Root microbiome assembly and functional differentiation drive salt tolerance variation in wheat

Soil salinization severely constrains wheat production, with seedling-stage stress significantly impacting yield. However, the mechanisms underlying how the seedling rhizosphere microbiome contributes to salt tolerance differences among varieties remain unclear. This study utilized the salt-tolerant wheat variety Jimaij60 (JM60) and the salt-sensitive variety Guomaij301 (GM301), cultivated in native saline-alkali soil. By integrating 16S rRNA gene amplicon sequencing, metagenomic sequencing, and soil physicochemical analysis, we systematically compared the assembly, interaction networks, and functional characteristics of the root-associated microbiomes during the seedling stage between the two varieties. Results indicate that although planting reduced rhizosphere bacterial diversity, the salt-tolerant variety JM60 assembled a unique microbial community significantly enriched in Bacteroidetes, particularly with Sphingobacterium serving as a core hub in its co-occurrence network.

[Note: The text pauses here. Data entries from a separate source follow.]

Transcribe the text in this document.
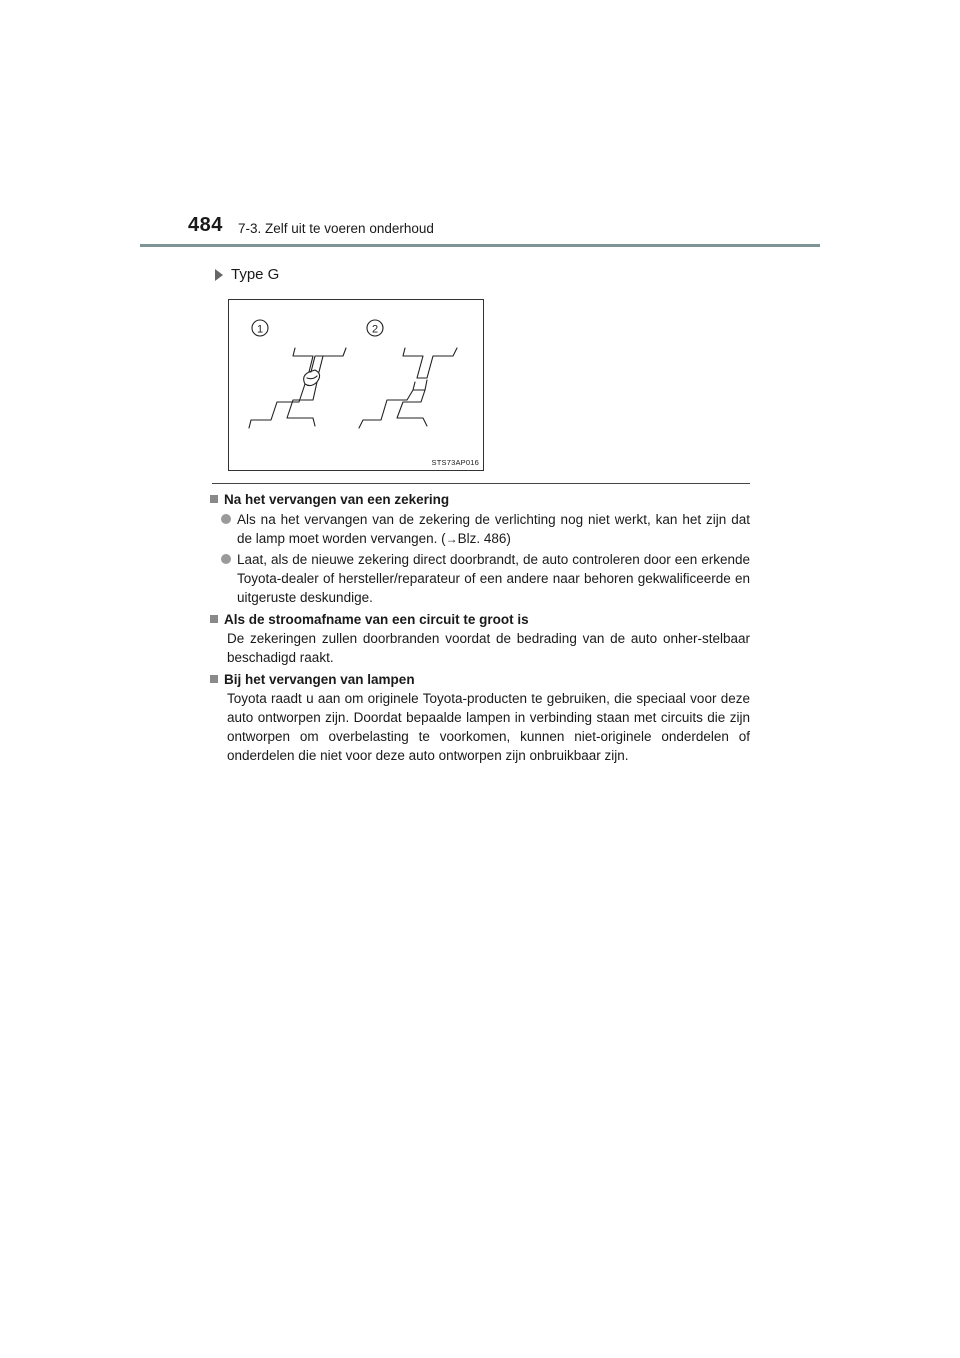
484 7-3. Zelf uit te voeren onderhoud
Type G
1	2
STS73AP016
Na het vervangen van een zekering
Als na het vervangen van de zekering de verlichting nog niet werkt, kan het zijn dat de lamp moet worden vervangen. (→Blz. 486)
Laat, als de nieuwe zekering direct doorbrandt, de auto controleren door een erkende Toyota-dealer of hersteller/reparateur of een andere naar behoren gekwalificeerde en uitgeruste deskundige.
Als de stroomafname van een circuit te groot is
De zekeringen zullen doorbranden voordat de bedrading van de auto onher-stelbaar beschadigd raakt.
Bij het vervangen van lampen
Toyota raadt u aan om originele Toyota-producten te gebruiken, die speciaal voor deze auto ontworpen zijn. Doordat bepaalde lampen in verbinding staan met circuits die zijn ontworpen om overbelasting te voorkomen, kunnen niet-originele onderdelen of onderdelen die niet voor deze auto ontworpen zijn onbruikbaar zijn.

In contrast, the rhizosphere network of the salt-sensitive variety GM301 centered on Zobellella and exhibited a higher proportion of negatively correlated interactions. Metagenomic analysis revealed enrichment of hydrogen peroxide synthase (katE), pyruvate dehydrogenase (pdhD), and histidine utilization protein (hutF) genes in the JM60 rhizosphere microbiome, suggesting enhanced potential for antioxidant stress resistance, rhizosphere pH regulation, and ion homeostasis maintenance. These functional traits correlate with elevated antioxidant enzyme activity in JM60 leaves and altered root-zone nutrient availability. This study uncovers an ecological mechanism whereby salt-tolerant wheat varieties actively shape root-zone microbiomes during seedling stages. These microbiomes, anchored by specific core communities and enriched with multiple stress-response genes, synergistically enhance salt tolerance. This provides theoretical foundations and direction for improving crop stress resistance through microbiome engineering.